Effect of Ozone on Human Health

Prolonged exposure to ozone may be harmful to human health. The health risk is even greater in older adults, children, people with asthma and people with reduced intake of vitamins E and C. Breathing ozone can trigger a series of health complications including airway inflammation, throat irritation, coughing, chest pain and impaired lung function. Inhalation of ozone-rich air may worsen asthma, emphysema, and bronchitis.

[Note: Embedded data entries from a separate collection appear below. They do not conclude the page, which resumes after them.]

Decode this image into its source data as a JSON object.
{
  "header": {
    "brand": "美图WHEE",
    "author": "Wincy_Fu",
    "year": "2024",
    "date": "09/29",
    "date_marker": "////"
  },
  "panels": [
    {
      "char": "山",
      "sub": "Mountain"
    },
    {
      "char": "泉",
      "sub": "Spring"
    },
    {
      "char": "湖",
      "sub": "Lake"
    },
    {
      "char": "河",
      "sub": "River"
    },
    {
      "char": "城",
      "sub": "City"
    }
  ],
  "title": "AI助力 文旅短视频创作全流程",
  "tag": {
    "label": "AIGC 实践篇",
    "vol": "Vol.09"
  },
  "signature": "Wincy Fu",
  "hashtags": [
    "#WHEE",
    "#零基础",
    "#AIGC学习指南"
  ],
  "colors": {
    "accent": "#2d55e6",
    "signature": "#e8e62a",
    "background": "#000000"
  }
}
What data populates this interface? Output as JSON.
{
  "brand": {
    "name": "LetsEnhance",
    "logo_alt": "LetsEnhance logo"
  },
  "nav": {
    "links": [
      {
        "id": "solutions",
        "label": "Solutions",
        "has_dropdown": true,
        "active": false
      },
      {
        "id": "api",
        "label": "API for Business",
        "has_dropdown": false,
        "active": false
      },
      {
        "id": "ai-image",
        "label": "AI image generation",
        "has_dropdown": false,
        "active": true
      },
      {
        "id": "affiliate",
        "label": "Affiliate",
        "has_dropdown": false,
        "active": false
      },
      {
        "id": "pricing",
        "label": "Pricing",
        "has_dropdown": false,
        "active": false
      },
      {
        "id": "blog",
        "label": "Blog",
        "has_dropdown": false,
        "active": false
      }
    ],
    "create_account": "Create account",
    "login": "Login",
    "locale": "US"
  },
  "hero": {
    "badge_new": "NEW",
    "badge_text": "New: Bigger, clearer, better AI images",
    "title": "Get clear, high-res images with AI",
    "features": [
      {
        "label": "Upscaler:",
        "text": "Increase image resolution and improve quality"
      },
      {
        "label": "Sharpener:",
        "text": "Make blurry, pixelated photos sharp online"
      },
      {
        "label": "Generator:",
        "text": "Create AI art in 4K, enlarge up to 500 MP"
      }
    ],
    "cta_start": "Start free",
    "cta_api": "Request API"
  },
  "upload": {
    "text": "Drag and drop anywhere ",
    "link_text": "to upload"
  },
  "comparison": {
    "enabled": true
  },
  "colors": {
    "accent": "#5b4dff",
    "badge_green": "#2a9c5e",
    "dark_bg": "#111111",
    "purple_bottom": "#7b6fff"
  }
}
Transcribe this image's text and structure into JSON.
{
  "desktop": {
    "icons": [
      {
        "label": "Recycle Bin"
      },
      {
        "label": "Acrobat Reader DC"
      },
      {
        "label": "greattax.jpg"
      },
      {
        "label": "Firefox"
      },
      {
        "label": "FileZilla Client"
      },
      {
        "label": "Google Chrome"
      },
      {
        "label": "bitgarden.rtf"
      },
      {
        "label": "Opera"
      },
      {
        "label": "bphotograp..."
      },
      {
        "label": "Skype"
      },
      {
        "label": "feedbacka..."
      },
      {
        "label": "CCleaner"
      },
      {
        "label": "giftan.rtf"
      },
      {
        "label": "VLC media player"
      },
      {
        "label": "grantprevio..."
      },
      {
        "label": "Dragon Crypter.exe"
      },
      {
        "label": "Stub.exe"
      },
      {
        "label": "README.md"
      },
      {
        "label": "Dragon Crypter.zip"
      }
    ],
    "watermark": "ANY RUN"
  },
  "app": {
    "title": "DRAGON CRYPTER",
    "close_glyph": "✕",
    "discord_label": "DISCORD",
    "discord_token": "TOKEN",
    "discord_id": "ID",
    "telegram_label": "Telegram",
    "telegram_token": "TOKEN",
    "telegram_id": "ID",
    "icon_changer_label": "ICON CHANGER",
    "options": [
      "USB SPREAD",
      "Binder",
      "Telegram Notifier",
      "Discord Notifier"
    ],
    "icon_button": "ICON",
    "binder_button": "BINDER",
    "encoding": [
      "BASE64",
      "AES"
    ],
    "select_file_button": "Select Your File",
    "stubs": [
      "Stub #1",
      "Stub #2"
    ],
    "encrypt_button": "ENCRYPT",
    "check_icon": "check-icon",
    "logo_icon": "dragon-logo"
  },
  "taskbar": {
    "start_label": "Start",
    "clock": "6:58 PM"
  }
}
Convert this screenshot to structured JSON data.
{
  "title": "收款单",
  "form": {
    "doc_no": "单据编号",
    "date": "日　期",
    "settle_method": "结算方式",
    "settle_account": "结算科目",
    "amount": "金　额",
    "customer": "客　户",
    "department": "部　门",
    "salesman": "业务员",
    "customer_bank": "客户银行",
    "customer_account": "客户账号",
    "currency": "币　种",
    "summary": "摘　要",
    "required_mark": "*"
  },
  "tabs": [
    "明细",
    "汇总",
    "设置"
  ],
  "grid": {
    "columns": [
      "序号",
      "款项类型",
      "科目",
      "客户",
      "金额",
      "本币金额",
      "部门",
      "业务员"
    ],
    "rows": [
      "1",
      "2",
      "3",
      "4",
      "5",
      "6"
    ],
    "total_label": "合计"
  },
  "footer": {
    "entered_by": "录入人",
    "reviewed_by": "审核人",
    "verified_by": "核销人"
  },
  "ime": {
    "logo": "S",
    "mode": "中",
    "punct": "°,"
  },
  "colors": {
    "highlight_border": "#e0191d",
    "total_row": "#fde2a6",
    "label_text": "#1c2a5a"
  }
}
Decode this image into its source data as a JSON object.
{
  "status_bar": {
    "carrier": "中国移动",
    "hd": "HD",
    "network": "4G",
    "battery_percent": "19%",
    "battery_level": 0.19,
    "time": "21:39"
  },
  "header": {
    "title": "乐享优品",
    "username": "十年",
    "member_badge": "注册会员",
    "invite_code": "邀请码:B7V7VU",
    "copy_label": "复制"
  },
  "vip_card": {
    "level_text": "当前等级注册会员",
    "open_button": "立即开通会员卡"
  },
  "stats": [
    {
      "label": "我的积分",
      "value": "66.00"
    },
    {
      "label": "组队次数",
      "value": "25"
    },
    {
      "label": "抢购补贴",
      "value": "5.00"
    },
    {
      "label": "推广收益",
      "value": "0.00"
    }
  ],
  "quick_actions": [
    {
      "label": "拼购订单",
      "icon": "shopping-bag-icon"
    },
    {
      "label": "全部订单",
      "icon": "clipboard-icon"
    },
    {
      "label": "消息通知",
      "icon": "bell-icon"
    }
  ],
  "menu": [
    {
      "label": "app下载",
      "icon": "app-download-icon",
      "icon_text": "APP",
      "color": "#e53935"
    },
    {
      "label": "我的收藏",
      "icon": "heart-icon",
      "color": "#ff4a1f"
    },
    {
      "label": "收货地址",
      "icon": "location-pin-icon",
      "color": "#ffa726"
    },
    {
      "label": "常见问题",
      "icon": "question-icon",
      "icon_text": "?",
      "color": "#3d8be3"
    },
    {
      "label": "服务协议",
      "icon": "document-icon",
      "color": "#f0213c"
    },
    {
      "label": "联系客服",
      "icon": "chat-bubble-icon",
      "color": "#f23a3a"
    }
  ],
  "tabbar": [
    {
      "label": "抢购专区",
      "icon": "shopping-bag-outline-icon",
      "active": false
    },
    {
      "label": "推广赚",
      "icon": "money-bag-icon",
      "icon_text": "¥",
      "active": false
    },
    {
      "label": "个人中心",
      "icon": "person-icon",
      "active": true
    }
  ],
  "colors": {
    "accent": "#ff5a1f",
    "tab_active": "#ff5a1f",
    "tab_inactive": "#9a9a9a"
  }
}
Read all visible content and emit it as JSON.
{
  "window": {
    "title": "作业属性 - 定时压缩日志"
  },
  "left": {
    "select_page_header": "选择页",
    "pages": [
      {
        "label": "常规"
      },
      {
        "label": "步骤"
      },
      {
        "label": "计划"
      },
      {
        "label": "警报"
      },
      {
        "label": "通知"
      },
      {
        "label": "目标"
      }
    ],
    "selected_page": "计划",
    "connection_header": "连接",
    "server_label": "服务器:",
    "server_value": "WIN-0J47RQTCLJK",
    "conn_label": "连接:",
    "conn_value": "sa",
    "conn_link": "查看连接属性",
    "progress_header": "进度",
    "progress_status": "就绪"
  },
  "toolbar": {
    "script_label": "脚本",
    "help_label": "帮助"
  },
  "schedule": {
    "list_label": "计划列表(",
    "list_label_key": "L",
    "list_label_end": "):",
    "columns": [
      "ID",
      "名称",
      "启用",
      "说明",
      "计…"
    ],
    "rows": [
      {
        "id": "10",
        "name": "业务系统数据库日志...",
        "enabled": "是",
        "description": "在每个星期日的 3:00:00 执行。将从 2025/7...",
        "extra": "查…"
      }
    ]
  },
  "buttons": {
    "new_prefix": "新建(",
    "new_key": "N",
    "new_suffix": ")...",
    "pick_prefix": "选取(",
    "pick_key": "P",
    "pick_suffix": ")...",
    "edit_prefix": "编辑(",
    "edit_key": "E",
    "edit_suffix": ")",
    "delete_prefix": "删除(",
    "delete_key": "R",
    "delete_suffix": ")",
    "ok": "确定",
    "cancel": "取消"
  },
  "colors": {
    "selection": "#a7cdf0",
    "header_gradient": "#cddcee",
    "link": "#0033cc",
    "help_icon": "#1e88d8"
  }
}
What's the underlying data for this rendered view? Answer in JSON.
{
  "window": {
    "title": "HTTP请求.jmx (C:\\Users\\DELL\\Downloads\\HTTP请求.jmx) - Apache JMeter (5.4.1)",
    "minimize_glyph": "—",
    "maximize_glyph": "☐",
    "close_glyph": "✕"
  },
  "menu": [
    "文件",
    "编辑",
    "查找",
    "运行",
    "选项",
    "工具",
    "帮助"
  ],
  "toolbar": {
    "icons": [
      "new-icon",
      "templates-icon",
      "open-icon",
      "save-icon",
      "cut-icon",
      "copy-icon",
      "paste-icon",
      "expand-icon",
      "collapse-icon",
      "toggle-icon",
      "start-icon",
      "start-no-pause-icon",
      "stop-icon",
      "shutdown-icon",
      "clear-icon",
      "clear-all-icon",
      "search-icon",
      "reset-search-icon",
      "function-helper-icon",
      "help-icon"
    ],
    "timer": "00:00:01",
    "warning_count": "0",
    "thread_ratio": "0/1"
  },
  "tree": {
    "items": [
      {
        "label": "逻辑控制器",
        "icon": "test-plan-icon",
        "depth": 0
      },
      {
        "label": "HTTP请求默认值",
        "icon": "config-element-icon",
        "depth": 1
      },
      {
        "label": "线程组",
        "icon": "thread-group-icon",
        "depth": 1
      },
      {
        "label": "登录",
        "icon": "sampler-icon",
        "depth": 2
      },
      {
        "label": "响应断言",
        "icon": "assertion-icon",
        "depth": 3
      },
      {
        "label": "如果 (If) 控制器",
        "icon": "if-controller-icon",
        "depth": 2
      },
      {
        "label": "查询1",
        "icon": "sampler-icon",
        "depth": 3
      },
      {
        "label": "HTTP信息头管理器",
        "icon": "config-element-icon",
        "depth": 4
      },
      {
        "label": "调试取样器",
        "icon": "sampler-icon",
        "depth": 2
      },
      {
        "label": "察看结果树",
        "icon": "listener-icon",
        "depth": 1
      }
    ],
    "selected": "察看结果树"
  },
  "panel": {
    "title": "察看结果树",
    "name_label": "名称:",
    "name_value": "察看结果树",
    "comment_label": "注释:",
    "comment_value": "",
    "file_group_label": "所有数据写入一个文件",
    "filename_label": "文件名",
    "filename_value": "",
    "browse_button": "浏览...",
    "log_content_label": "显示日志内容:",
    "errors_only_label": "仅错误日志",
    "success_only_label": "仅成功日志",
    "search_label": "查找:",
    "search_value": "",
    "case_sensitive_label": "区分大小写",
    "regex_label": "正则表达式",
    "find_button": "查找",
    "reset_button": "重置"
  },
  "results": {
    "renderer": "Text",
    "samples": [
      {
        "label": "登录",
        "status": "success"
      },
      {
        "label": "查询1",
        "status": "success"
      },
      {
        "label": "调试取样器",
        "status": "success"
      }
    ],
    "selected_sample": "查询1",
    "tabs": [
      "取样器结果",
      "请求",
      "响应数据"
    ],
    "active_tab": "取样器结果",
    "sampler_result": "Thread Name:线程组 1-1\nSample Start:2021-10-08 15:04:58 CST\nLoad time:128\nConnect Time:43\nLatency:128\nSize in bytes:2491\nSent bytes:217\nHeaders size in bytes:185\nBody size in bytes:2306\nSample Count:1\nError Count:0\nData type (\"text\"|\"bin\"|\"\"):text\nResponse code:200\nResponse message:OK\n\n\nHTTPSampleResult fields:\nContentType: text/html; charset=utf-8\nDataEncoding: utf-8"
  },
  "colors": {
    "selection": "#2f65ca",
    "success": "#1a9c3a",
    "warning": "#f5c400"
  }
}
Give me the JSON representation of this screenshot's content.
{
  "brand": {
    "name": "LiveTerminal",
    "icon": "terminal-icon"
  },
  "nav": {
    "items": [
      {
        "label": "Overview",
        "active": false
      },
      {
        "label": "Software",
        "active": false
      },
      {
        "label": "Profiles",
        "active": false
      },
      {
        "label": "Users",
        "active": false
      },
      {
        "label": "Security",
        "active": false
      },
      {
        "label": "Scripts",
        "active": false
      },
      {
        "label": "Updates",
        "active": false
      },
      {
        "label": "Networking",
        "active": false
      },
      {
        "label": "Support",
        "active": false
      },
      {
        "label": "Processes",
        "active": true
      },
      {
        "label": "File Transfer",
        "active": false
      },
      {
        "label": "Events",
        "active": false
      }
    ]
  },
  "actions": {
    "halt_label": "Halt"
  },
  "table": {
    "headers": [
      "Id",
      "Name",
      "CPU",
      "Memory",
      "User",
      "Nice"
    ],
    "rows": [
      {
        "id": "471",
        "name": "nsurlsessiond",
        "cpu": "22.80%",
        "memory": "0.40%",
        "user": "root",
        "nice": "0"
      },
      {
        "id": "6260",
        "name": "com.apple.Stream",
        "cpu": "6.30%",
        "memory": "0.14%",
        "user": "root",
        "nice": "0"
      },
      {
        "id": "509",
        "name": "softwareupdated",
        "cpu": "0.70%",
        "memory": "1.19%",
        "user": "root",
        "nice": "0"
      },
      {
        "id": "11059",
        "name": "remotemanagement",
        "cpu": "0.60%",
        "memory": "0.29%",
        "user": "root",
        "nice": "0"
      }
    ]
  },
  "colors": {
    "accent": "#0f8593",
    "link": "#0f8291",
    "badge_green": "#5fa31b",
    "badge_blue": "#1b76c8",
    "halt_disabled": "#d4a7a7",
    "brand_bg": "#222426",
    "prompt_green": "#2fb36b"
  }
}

Effect of Ozone on the Environment

Ozone has harmful effects on the environment. It damages ecosystems and vegetation by reducing the ability of plants to open microscopic pores. This reduces the plant’s carbon dioxide intake which affects the photosynthesis process adversely. Consequently, this reduces the commercial forest and agricultural crop yield, increases the susceptibility of plants to pests, diseases, and harsh weather.


The ozone layer is mostly contained in the upper part of the atmosphere and is vitally essential to life on Earth. However, when the concentration of ozone increases at ground level, it negatively affects the lives of humans and degrades the environment as a whole. In other words, ozone in the upper atmosphere is very useful because it prevents harmful radiation from reaching the Earth’s surface. However, ozone in the lower atmosphere may contribute to environmental degradation.